Color-Changing Fabrics
While parts of the fashion world obsess over an ever-changing parade of “This Season’s Hottest Color,” a small group of pioneers are perfecting the means to rewrite the spectrum entirely. A far cry from the gimmicky heat-sensitive Hypercolor T-shirts of the ’90s, modern advances in photochromatic technology are throwing up some intriguing possibilities for the way we dress, and how our clothes themselves react to our environment.

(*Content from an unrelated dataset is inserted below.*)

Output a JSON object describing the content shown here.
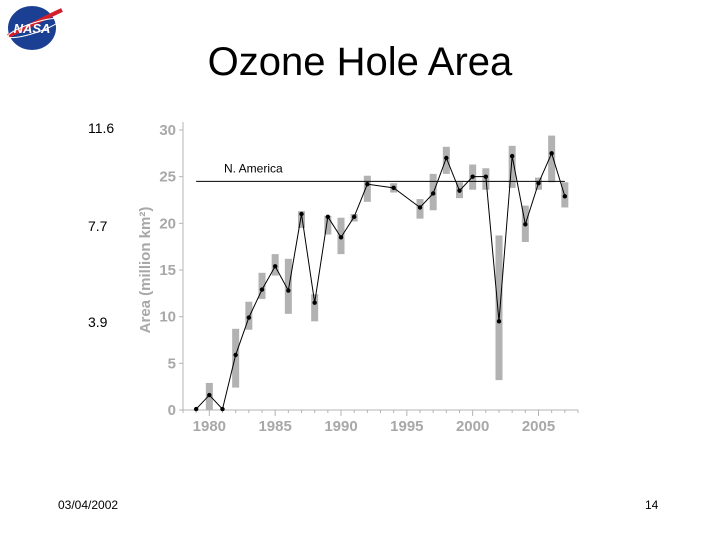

What’s most exciting about modern color-changing technology is that it’s progressing from a number of different directions, each one built on entirely different scientific principles. The first, currently being explored by scientists at the University of Michigan, involves a membrane of tiny crystals that react differently when exposed to various wavelengths of light. As the light shines on a wafer thin sheet of indium tin oxide, a charge is created that causes the crystals to change their formation, affecting the fabric’s color and outward appearance. The U.S. military has already expressed interest in using this technology to develop active camouflage (much like that of a chameleon), but scientists working on the project have given no reason why it couldn’t be adapted for the consumer marketplace as well.
Over at Concordia University in Montreal, however, there’s another approach being trialled altogether. As part of a project dubbed “Karma Chameleon,” scientists are investigating a way to harness electricity from the movement of the human body and use it to power a new kind of “electronic fabric.” Using a very subtle current, the material would trigger super-fine wires woven into its makeup to change its color or illuminate according to the wearer’s actions. Beyond that, the hope is to develop a fabric that can charge itself via the body and store energy independently, using it to completely change in appearance at the wearer’s discretion.